The alleged poachers were caught by California Department of Fish & Game wardens on November 21 after sundown when their 35-foot boat returned from a two-day trip to San Miguel Island. When warden Scott Cohen approached the boat, the four men scurried into the cabin and wouldn’t come out. Upon entering the cabin to find documents “flying everywhere,” Cohen believed that the men had committed “paperwork violations,” such as not filling out the details of catch sizes and fishing locations. As he went ashore with piles of papers in his arms to check — indeed, they hadn’t filled out anything — warden Santos Cabral searched the boat, began measuring the urchin, and found an abalone shell, a minor violation that prompted a more thorough search.
That’s when Cabral found, stashed beneath a bench deep in the cabin, a wetsuit stuffed with the four trophy-sized abalone, including one that measured more than 10 inches across. Another two empty abalone shells were also located. When confronted, the men played dumb. “No one knew where they came from,” said Cohen, explaining that it was unclear whether they’d planned to eat the abs or sell them on the black market, where they could fetch up to $150 a piece. (Despite the wardens’ efforts to return the abs to the ocean, they died and are now in an evidence freezer.)
The bust made both wardens wonder whether other urchin divers could be poaching, as urchins (which fetch between 60 cents and $1.25 each) and $100-per-pluck abalone live on the same reefs. “They’re out there diving within hand’s reach,” said Cabral. “The temptation could be great.” Cohen even thought back to other boats he’s searched, explaining, “Those boats are so complex that if someone knows what they’re doing, you can hide something very well.” (Multiple attempts to contact urchin-diving and commercial-fishing representatives for this story were unsuccessful.)

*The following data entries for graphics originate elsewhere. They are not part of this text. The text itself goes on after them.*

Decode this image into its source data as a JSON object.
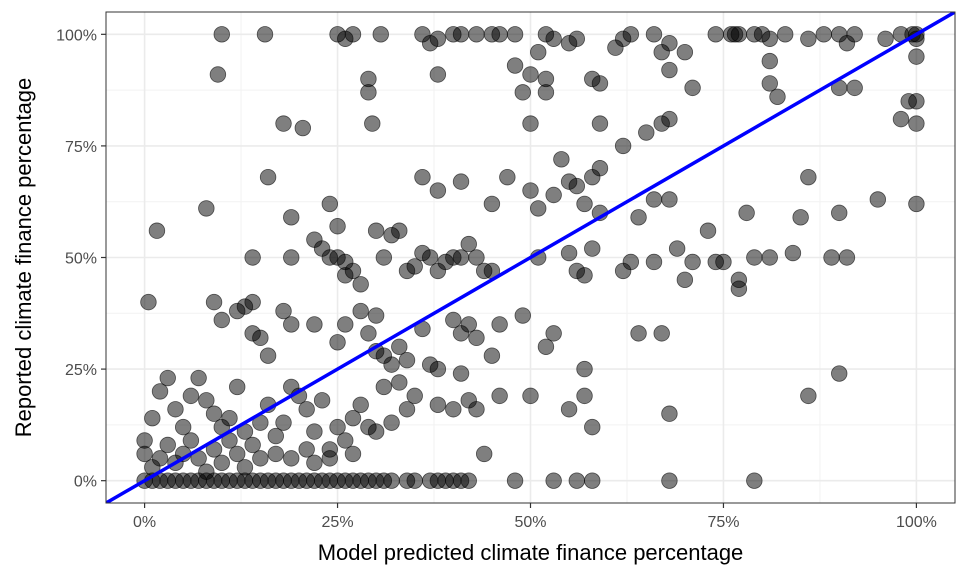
{
  "chart_data": {
    "type": "scatter",
    "title": "",
    "xlabel": "Model predicted climate finance percentage",
    "ylabel": "Reported climate finance percentage",
    "xlim": [
      -0.05,
      1.05
    ],
    "ylim": [
      -0.05,
      1.05
    ],
    "xticks": [
      0,
      0.25,
      0.5,
      0.75,
      1.0
    ],
    "yticks": [
      0,
      0.25,
      0.5,
      0.75,
      1.0
    ],
    "xtick_labels": [
      "0%",
      "25%",
      "50%",
      "75%",
      "100%"
    ],
    "ytick_labels": [
      "0%",
      "25%",
      "50%",
      "75%",
      "100%"
    ],
    "grid": true,
    "reference_line": {
      "slope": 1,
      "intercept": 0,
      "color": "#0000ff"
    },
    "point_color": "#000000",
    "point_opacity": 0.5,
    "points": [
      [
        0.1,
        1.0
      ],
      [
        0.156,
        1.0
      ],
      [
        0.25,
        1.0
      ],
      [
        0.26,
        0.99
      ],
      [
        0.27,
        1.0
      ],
      [
        0.306,
        1.0
      ],
      [
        0.36,
        1.0
      ],
      [
        0.37,
        0.98
      ],
      [
        0.38,
        0.99
      ],
      [
        0.4,
        1.0
      ],
      [
        0.41,
        1.0
      ],
      [
        0.43,
        1.0
      ],
      [
        0.45,
        1.0
      ],
      [
        0.46,
        1.0
      ],
      [
        0.48,
        1.0
      ],
      [
        0.52,
        1.0
      ],
      [
        0.53,
        0.99
      ],
      [
        0.55,
        0.98
      ],
      [
        0.56,
        0.99
      ],
      [
        0.62,
        0.99
      ],
      [
        0.63,
        1.0
      ],
      [
        0.66,
        1.0
      ],
      [
        0.74,
        1.0
      ],
      [
        0.76,
        1.0
      ],
      [
        0.765,
        1.0
      ],
      [
        0.77,
        1.0
      ],
      [
        0.79,
        1.0
      ],
      [
        0.8,
        1.0
      ],
      [
        0.81,
        0.99
      ],
      [
        0.83,
        1.0
      ],
      [
        0.86,
        0.99
      ],
      [
        0.88,
        1.0
      ],
      [
        0.9,
        1.0
      ],
      [
        0.91,
        0.98
      ],
      [
        0.92,
        1.0
      ],
      [
        0.96,
        0.99
      ],
      [
        0.98,
        1.0
      ],
      [
        0.995,
        1.0
      ],
      [
        1.0,
        1.0
      ],
      [
        1.0,
        0.99
      ],
      [
        0.095,
        0.91
      ],
      [
        0.29,
        0.9
      ],
      [
        0.29,
        0.87
      ],
      [
        0.38,
        0.91
      ],
      [
        0.48,
        0.93
      ],
      [
        0.51,
        0.96
      ],
      [
        0.5,
        0.91
      ],
      [
        0.52,
        0.9
      ],
      [
        0.49,
        0.87
      ],
      [
        0.52,
        0.87
      ],
      [
        0.58,
        0.9
      ],
      [
        0.59,
        0.89
      ],
      [
        0.61,
        0.97
      ],
      [
        0.67,
        0.96
      ],
      [
        0.68,
        0.98
      ],
      [
        0.68,
        0.92
      ],
      [
        0.7,
        0.96
      ],
      [
        0.71,
        0.88
      ],
      [
        0.81,
        0.94
      ],
      [
        0.81,
        0.89
      ],
      [
        0.82,
        0.86
      ],
      [
        0.9,
        0.88
      ],
      [
        0.92,
        0.88
      ],
      [
        0.99,
        0.85
      ],
      [
        1.0,
        0.85
      ],
      [
        1.0,
        0.95
      ],
      [
        0.18,
        0.8
      ],
      [
        0.205,
        0.79
      ],
      [
        0.295,
        0.8
      ],
      [
        0.5,
        0.8
      ],
      [
        0.59,
        0.8
      ],
      [
        0.62,
        0.75
      ],
      [
        0.65,
        0.78
      ],
      [
        0.67,
        0.8
      ],
      [
        0.68,
        0.81
      ],
      [
        0.98,
        0.81
      ],
      [
        1.0,
        0.8
      ],
      [
        0.16,
        0.68
      ],
      [
        0.36,
        0.68
      ],
      [
        0.38,
        0.65
      ],
      [
        0.41,
        0.67
      ],
      [
        0.45,
        0.62
      ],
      [
        0.47,
        0.68
      ],
      [
        0.5,
        0.65
      ],
      [
        0.51,
        0.61
      ],
      [
        0.53,
        0.64
      ],
      [
        0.54,
        0.72
      ],
      [
        0.55,
        0.67
      ],
      [
        0.56,
        0.66
      ],
      [
        0.57,
        0.62
      ],
      [
        0.58,
        0.68
      ],
      [
        0.59,
        0.6
      ],
      [
        0.59,
        0.7
      ],
      [
        0.64,
        0.59
      ],
      [
        0.66,
        0.63
      ],
      [
        0.68,
        0.63
      ],
      [
        0.78,
        0.6
      ],
      [
        0.85,
        0.59
      ],
      [
        0.86,
        0.68
      ],
      [
        0.9,
        0.6
      ],
      [
        0.95,
        0.63
      ],
      [
        1.0,
        0.62
      ],
      [
        0.016,
        0.56
      ],
      [
        0.08,
        0.61
      ],
      [
        0.14,
        0.5
      ],
      [
        0.19,
        0.59
      ],
      [
        0.24,
        0.62
      ],
      [
        0.25,
        0.57
      ],
      [
        0.19,
        0.5
      ],
      [
        0.22,
        0.54
      ],
      [
        0.23,
        0.52
      ],
      [
        0.24,
        0.5
      ],
      [
        0.25,
        0.5
      ],
      [
        0.26,
        0.49
      ],
      [
        0.26,
        0.46
      ],
      [
        0.27,
        0.47
      ],
      [
        0.28,
        0.44
      ],
      [
        0.3,
        0.56
      ],
      [
        0.32,
        0.55
      ],
      [
        0.31,
        0.5
      ],
      [
        0.33,
        0.56
      ],
      [
        0.34,
        0.47
      ],
      [
        0.35,
        0.48
      ],
      [
        0.36,
        0.51
      ],
      [
        0.37,
        0.5
      ],
      [
        0.38,
        0.47
      ],
      [
        0.39,
        0.49
      ],
      [
        0.4,
        0.5
      ],
      [
        0.41,
        0.5
      ],
      [
        0.42,
        0.53
      ],
      [
        0.43,
        0.5
      ],
      [
        0.44,
        0.47
      ],
      [
        0.45,
        0.47
      ],
      [
        0.51,
        0.5
      ],
      [
        0.55,
        0.51
      ],
      [
        0.56,
        0.47
      ],
      [
        0.57,
        0.46
      ],
      [
        0.58,
        0.52
      ],
      [
        0.62,
        0.47
      ],
      [
        0.63,
        0.49
      ],
      [
        0.66,
        0.49
      ],
      [
        0.69,
        0.52
      ],
      [
        0.7,
        0.45
      ],
      [
        0.71,
        0.49
      ],
      [
        0.73,
        0.56
      ],
      [
        0.74,
        0.49
      ],
      [
        0.75,
        0.49
      ],
      [
        0.77,
        0.45
      ],
      [
        0.77,
        0.43
      ],
      [
        0.79,
        0.5
      ],
      [
        0.81,
        0.5
      ],
      [
        0.84,
        0.51
      ],
      [
        0.89,
        0.5
      ],
      [
        0.91,
        0.5
      ],
      [
        0.005,
        0.4
      ],
      [
        0.09,
        0.4
      ],
      [
        0.1,
        0.36
      ],
      [
        0.12,
        0.38
      ],
      [
        0.13,
        0.39
      ],
      [
        0.14,
        0.4
      ],
      [
        0.14,
        0.33
      ],
      [
        0.15,
        0.32
      ],
      [
        0.16,
        0.28
      ],
      [
        0.18,
        0.38
      ],
      [
        0.19,
        0.35
      ],
      [
        0.22,
        0.35
      ],
      [
        0.25,
        0.31
      ],
      [
        0.26,
        0.35
      ],
      [
        0.28,
        0.38
      ],
      [
        0.29,
        0.33
      ],
      [
        0.3,
        0.29
      ],
      [
        0.3,
        0.37
      ],
      [
        0.31,
        0.28
      ],
      [
        0.32,
        0.26
      ],
      [
        0.33,
        0.3
      ],
      [
        0.34,
        0.27
      ],
      [
        0.36,
        0.34
      ],
      [
        0.37,
        0.26
      ],
      [
        0.38,
        0.25
      ],
      [
        0.4,
        0.36
      ],
      [
        0.41,
        0.33
      ],
      [
        0.42,
        0.35
      ],
      [
        0.43,
        0.32
      ],
      [
        0.45,
        0.28
      ],
      [
        0.46,
        0.35
      ],
      [
        0.49,
        0.37
      ],
      [
        0.52,
        0.3
      ],
      [
        0.53,
        0.33
      ],
      [
        0.57,
        0.25
      ],
      [
        0.64,
        0.33
      ],
      [
        0.67,
        0.33
      ],
      [
        0.86,
        0.19
      ],
      [
        0.9,
        0.24
      ],
      [
        0.0,
        0.09
      ],
      [
        0.01,
        0.14
      ],
      [
        0.02,
        0.2
      ],
      [
        0.03,
        0.23
      ],
      [
        0.04,
        0.16
      ],
      [
        0.05,
        0.12
      ],
      [
        0.06,
        0.19
      ],
      [
        0.07,
        0.23
      ],
      [
        0.08,
        0.18
      ],
      [
        0.09,
        0.15
      ],
      [
        0.1,
        0.12
      ],
      [
        0.11,
        0.14
      ],
      [
        0.12,
        0.21
      ],
      [
        0.13,
        0.11
      ],
      [
        0.14,
        0.08
      ],
      [
        0.15,
        0.13
      ],
      [
        0.16,
        0.17
      ],
      [
        0.17,
        0.1
      ],
      [
        0.18,
        0.13
      ],
      [
        0.19,
        0.21
      ],
      [
        0.2,
        0.19
      ],
      [
        0.21,
        0.16
      ],
      [
        0.22,
        0.11
      ],
      [
        0.23,
        0.18
      ],
      [
        0.24,
        0.07
      ],
      [
        0.25,
        0.12
      ],
      [
        0.26,
        0.09
      ],
      [
        0.27,
        0.14
      ],
      [
        0.28,
        0.17
      ],
      [
        0.29,
        0.12
      ],
      [
        0.3,
        0.11
      ],
      [
        0.31,
        0.21
      ],
      [
        0.32,
        0.13
      ],
      [
        0.33,
        0.22
      ],
      [
        0.34,
        0.16
      ],
      [
        0.35,
        0.19
      ],
      [
        0.38,
        0.17
      ],
      [
        0.4,
        0.16
      ],
      [
        0.41,
        0.24
      ],
      [
        0.42,
        0.18
      ],
      [
        0.43,
        0.16
      ],
      [
        0.44,
        0.06
      ],
      [
        0.46,
        0.19
      ],
      [
        0.5,
        0.19
      ],
      [
        0.55,
        0.16
      ],
      [
        0.57,
        0.19
      ],
      [
        0.58,
        0.12
      ],
      [
        0.68,
        0.15
      ],
      [
        0.0,
        0.06
      ],
      [
        0.01,
        0.03
      ],
      [
        0.02,
        0.05
      ],
      [
        0.03,
        0.08
      ],
      [
        0.04,
        0.04
      ],
      [
        0.05,
        0.06
      ],
      [
        0.06,
        0.09
      ],
      [
        0.07,
        0.05
      ],
      [
        0.08,
        0.02
      ],
      [
        0.09,
        0.07
      ],
      [
        0.1,
        0.04
      ],
      [
        0.11,
        0.09
      ],
      [
        0.12,
        0.06
      ],
      [
        0.13,
        0.03
      ],
      [
        0.15,
        0.05
      ],
      [
        0.17,
        0.06
      ],
      [
        0.19,
        0.05
      ],
      [
        0.21,
        0.07
      ],
      [
        0.22,
        0.04
      ],
      [
        0.24,
        0.05
      ],
      [
        0.27,
        0.06
      ],
      [
        0.0,
        0.0
      ],
      [
        0.01,
        0.0
      ],
      [
        0.02,
        0.0
      ],
      [
        0.03,
        0.0
      ],
      [
        0.04,
        0.0
      ],
      [
        0.05,
        0.0
      ],
      [
        0.06,
        0.0
      ],
      [
        0.07,
        0.0
      ],
      [
        0.08,
        0.0
      ],
      [
        0.09,
        0.0
      ],
      [
        0.1,
        0.0
      ],
      [
        0.11,
        0.0
      ],
      [
        0.12,
        0.0
      ],
      [
        0.13,
        0.0
      ],
      [
        0.14,
        0.0
      ],
      [
        0.15,
        0.0
      ],
      [
        0.16,
        0.0
      ],
      [
        0.17,
        0.0
      ],
      [
        0.18,
        0.0
      ],
      [
        0.19,
        0.0
      ],
      [
        0.2,
        0.0
      ],
      [
        0.21,
        0.0
      ],
      [
        0.22,
        0.0
      ],
      [
        0.23,
        0.0
      ],
      [
        0.24,
        0.0
      ],
      [
        0.25,
        0.0
      ],
      [
        0.26,
        0.0
      ],
      [
        0.27,
        0.0
      ],
      [
        0.28,
        0.0
      ],
      [
        0.29,
        0.0
      ],
      [
        0.3,
        0.0
      ],
      [
        0.31,
        0.0
      ],
      [
        0.32,
        0.0
      ],
      [
        0.34,
        0.0
      ],
      [
        0.35,
        0.0
      ],
      [
        0.37,
        0.0
      ],
      [
        0.38,
        0.0
      ],
      [
        0.39,
        0.0
      ],
      [
        0.4,
        0.0
      ],
      [
        0.41,
        0.0
      ],
      [
        0.42,
        0.0
      ],
      [
        0.48,
        0.0
      ],
      [
        0.53,
        0.0
      ],
      [
        0.56,
        0.0
      ],
      [
        0.58,
        0.0
      ],
      [
        0.68,
        0.0
      ],
      [
        0.79,
        0.0
      ]
    ]
  }
}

The abs almost certainly were harvested within the Channel Islands Marine Sanctuary, the superintendent of which, Chris Mobley, praised the wardens’ work via email on Tuesday from San Diego, where, coincidentally, he was at an informational hearing about opening up San Miguel’s abalone for fishing again. (State staff advised against the idea, which had been proposed by the California Abalone Marketing Association.) “We will not succeed in protecting and restoring abalone without effective enforcement,” said Mobley, explaining that while a network of agencies are involved, “the state’s Fish and Game wardens are our first line of defense when it comes to abalone.”
But that line of defense is admittedly porous, as California only has about 300 wardens statewide, and just two in Santa Barbara County, numbers that are actually higher than in years’ past. Cohen believes that the Santa Barbara Harbor alone could use a full-time warden. “It might be small,” he said, “but it does have a huge commercial fleet.” Meanwhile, the Fish and Game wardens do their best to be a presence even when they’re not nearby. “We try to fly the flag with maximum exposure,” said Cabral, explaining that the Thanksgiving-eve sting was just one way to keep people thinking: “Be careful what you’re doing out there, and play by the rules because you never know when one of those game wardens might pop out.”